Enhancing knowledge of other’s data needs and increasing trust between people from different departments or organizations is key to breaking down data silos and improving data sharing.

Workshops and learning lunch events are one way to do this. These bring people together to learn about what other departments, organizations, or projects needs, as well as create an atmosphere where people can connect with one another and improve their working relationships. (3)

Documentation is Key

Keep track of data sources, i.e. where the data came from. This is vital to understanding the data. This will also make it easier to know where to go to get updated data as needed. It is also essential to do when having teams of people working on the data project, so that everyone will be on the same page.

Have a system for keeping track of the person or persons to reach out to for specific data and their contact information who may be in a different department, on a different team, or from another organization.

Silos on a farm in Virginia Photo © Jillian Regan 2011

Examples of Breaking Down Data Silos:

Breaking Down Data Silos Across Different Research Topic Areas

A recent study included a collaboration with multiple sectors: researchers, a children’s hospital, and a police department to use sources of data–spatial video and geographic information systems (GIS)–that was able to provide insights into two different research topic areas–active school transport (AST) and child injury research– in which the data was usually siloed in different research projects.(4)

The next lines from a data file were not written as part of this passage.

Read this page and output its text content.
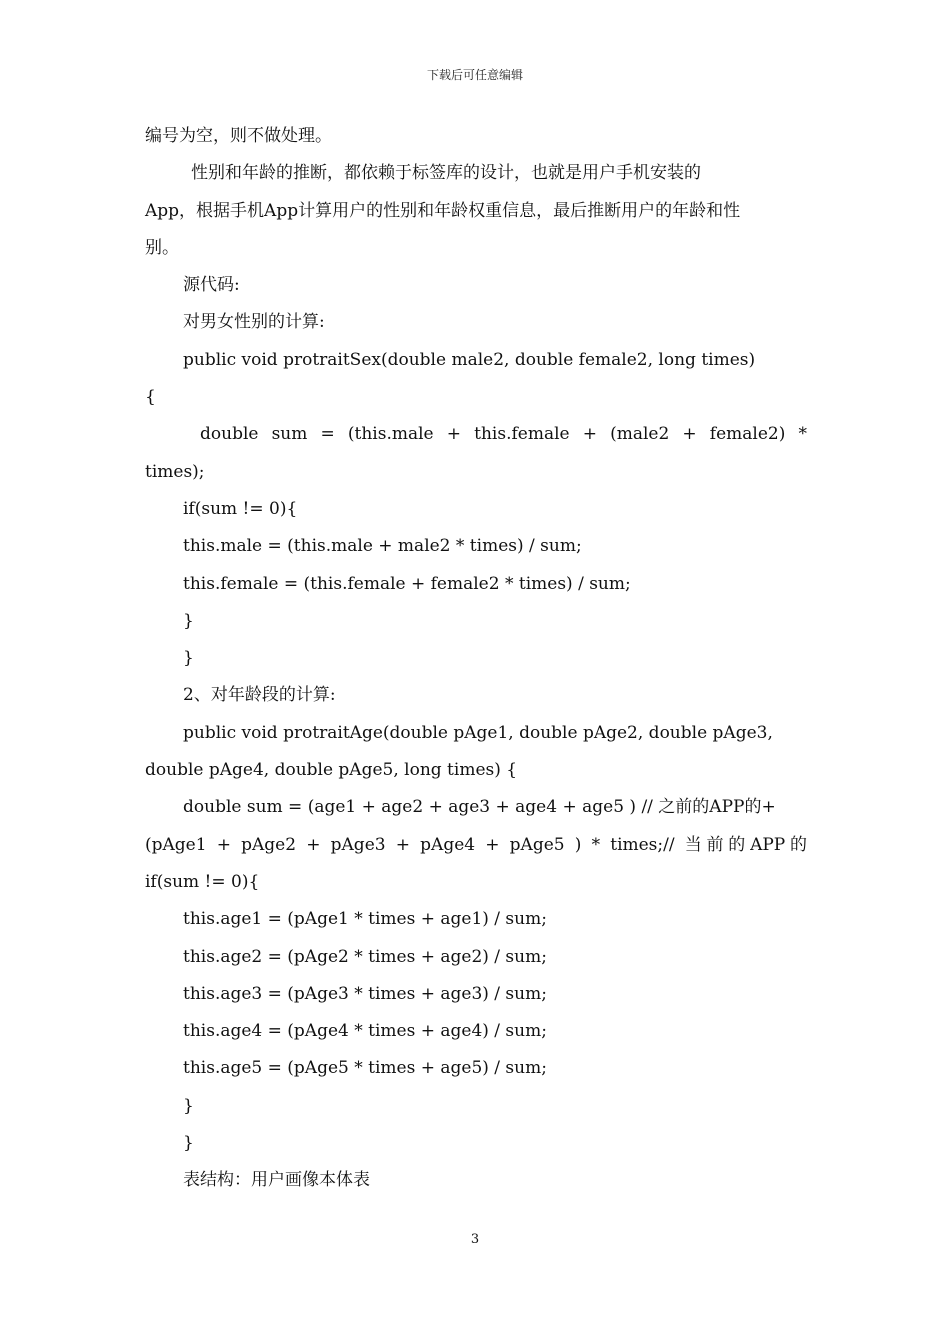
下载后可任意编辑
编号为空，则不做处理。
性别和年龄的推断，都依赖于标签库的设计，也就是用户手机安装的
App，根据手机App计算用户的性别和年龄权重信息，最后推断用户的年龄和性
别。
源代码:
对男女性别的计算:
public void protraitSex(double male2, double female2, long times)
{
double sum = (this.male + this.female + (male2 + female2) *
times);
if(sum != 0){
this.male = (this.male + male2 * times) / sum;
this.female = (this.female + female2 * times) / sum;
}
}
2、对年龄段的计算:
public void protraitAge(double pAge1, double pAge2, double pAge3,
double pAge4, double pAge5, long times) {
double sum = (age1 + age2 + age3 + age4 + age5 ) // 之前的APP的+
(pAge1 + pAge2 + pAge3 + pAge4 + pAge5 ) * times;// 当前的APP的
if(sum != 0){
this.age1 = (pAge1 * times + age1) / sum;
this.age2 = (pAge2 * times + age2) / sum;
this.age3 = (pAge3 * times + age3) / sum;
this.age4 = (pAge4 * times + age4) / sum;
this.age5 = (pAge5 * times + age5) / sum;
}
}
表结构：用户画像本体表
3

State Government Initiative for Open Data Portal

The state government of Virginia (in the United States) has an initiative of creating an open data portal, Data VA, of non-sensitive, public information that is made freely available for public use in an easily readable format.(5) At Datapalooza 2017, Virginia Secretary of Health and Human Resources, Bill Hazel, spoke about the need for the different sectors of state government to need to go horizontally across sectors in order to best be able to serve people because no one person whom they serve only fits into only one of the sectors. (6) He also spoke about the need for ethical use of data for a public purpose.

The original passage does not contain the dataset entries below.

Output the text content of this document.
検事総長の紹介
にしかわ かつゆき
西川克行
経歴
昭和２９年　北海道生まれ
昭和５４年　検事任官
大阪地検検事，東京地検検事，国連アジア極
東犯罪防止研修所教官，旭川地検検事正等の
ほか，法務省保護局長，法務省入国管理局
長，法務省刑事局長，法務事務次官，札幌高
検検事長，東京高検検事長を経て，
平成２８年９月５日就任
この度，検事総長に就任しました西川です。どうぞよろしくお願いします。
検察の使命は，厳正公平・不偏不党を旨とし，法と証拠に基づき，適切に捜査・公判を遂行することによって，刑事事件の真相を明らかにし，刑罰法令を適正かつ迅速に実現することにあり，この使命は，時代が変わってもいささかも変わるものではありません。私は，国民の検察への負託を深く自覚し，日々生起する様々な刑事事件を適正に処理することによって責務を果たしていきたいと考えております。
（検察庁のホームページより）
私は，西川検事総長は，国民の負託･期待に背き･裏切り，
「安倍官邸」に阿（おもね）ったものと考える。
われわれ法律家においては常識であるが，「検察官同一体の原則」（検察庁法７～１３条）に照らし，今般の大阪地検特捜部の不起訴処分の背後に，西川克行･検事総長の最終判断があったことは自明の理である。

Silos in Harrisonburg, VA. Photo © Jillian Regan 2011

Conclusion

Breaking down data silos can allow organizations or departments within organizations to access data that will provide valuable insights into their organizations. This article presented a few ways in which to do this.

I’d love to hear from you about your ideas! Has your organization or department had success in breaking down data silos? What are some of the ways in which they were able to do this?

Sources:

1. Wilder-James, E. Breaking Down Data Silos. Harvard Business Review. December 5, 2016. https://hbr.org/2016/12/breaking-down-data-silos
2. Goh, G. The Danger of Data Silos, Part 3: How To Bring Them Down. Bedrock Data Blog. 2017. https://www.bedrockdata.com/blog/the-danger-of-data-silos-part-3-how-to-bring-them-down
3. 5 Ways To Avoid Project Data Silos. Ten Six Consulting. June 4, 2014. https://tensix.com/2014/06/5-ways-to-avoid-project-data-silos/
4. Schuch L, Curtis JW, Curtis A, Hudson C, Wuensch H, Sampsell M, Wiles E, Infantino M4, Davis AJ. Breaking Out of Surveillance Silos: Integrative Geospatial Data Collection for Child Injury Risk and Active School Transport. J Urban Health. 2016 Feb;93(1):36-52. doi: 10.1007/s11524-015-0006-9. Retrieved from https://www.ncbi.nlm.nih.gov/pmc/articles/PMC4794455/
5. Data VA: Virginia Open Data Source Portal. 2017. https://data.virginia.gov/
6. Hazel, B. Introduction to UVA Data Science Research Highlights Presentations at Datapalooza 2017. November 10, 2017; Charlottesville, VA.